Washington People: William Hawkins

Losses due to cancer inspired physician’s pursuit of medicine, research

William Hawkins and researcher in lab
Linda Jin, MD, a Washington University School of Medicine research fellow, and William Hawkins, MD, a professor of surgery, work in Hawkins' lab. Principal investigator of a $10.4 million federal grant, Hawkins leads a national group of scientists working to develop new treatments for pancreatic cancer. (Photo: Robert Boston/School of Medicine)

William Hawkins, MD, never met the man who helped inspire him to become a cancer surgeon and researcher. Hawkins was born six months after his grandfather Gabriel Jooris, an artist and art restorer, died of the disease. But the family stories Hawkins heard painted a picture of someone who was larger than life.

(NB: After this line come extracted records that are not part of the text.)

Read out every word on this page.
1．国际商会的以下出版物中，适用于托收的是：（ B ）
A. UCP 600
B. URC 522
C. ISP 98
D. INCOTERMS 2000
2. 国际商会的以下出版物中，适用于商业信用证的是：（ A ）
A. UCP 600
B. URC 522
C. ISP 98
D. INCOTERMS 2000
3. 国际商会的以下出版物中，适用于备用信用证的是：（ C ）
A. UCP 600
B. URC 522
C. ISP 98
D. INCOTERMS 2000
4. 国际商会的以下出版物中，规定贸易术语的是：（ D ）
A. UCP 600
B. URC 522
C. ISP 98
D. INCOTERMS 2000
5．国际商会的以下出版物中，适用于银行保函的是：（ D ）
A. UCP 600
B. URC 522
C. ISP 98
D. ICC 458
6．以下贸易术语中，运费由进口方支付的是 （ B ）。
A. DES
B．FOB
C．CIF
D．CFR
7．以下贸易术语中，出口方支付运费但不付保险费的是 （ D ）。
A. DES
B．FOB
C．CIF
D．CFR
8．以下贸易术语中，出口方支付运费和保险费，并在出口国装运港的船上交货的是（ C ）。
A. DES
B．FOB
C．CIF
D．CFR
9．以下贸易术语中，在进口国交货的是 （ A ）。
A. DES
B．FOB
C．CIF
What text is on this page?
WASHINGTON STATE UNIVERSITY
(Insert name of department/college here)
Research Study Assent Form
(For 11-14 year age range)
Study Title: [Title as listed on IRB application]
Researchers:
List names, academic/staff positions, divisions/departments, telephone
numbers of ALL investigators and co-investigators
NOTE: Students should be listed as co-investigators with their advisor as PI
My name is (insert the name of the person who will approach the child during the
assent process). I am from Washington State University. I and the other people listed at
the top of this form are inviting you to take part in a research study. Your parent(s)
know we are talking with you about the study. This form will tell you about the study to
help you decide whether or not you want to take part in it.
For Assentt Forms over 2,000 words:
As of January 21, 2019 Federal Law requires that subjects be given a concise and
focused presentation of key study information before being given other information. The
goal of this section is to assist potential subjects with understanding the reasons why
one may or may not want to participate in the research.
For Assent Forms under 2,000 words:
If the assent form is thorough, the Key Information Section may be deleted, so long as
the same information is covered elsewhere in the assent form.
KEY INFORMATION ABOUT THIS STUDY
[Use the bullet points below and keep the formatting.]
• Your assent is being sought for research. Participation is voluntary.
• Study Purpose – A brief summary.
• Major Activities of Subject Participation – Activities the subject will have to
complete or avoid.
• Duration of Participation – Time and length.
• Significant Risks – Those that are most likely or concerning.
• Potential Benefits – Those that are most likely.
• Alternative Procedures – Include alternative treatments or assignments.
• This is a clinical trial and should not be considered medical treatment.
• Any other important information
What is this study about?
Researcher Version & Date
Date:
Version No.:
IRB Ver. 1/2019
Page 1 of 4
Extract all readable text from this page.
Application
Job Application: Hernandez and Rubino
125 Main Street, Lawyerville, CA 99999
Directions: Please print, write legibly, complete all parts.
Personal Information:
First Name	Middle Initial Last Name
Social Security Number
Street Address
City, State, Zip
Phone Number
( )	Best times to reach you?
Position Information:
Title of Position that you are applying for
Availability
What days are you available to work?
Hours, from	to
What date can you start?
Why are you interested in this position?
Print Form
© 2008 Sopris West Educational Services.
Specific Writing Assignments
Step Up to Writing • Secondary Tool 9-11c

Jooris grew up in Belgium during World War II, when the Nazis stole and destroyed many works of art. He would go on to write a book, translated into dozens of languages, about restoring art instead of painting over it, a common practice at the time.

“He apparently was the life of a party. He participated in church plays. He was a professional artist; he did stained glass and needlework. He has work in museums in Canada. That somebody who was so meaningful to my family had cancer really affected me.”

As a child, Hawkins lost a cousin and a classmate to cancer, too.

“While I didn’t know then that I wanted to be a doctor, I thought I wanted to do something about the problem of cancer,” he said.

Today, Hawkins is the Neidorff Family and Robert C. Packman Professor of Surgery and chief of the Hepatobiliary-Pancreatic and Gastrointestinal Surgery Section at Washington University School of Medicine in St. Louis and a physician at Siteman Cancer Center.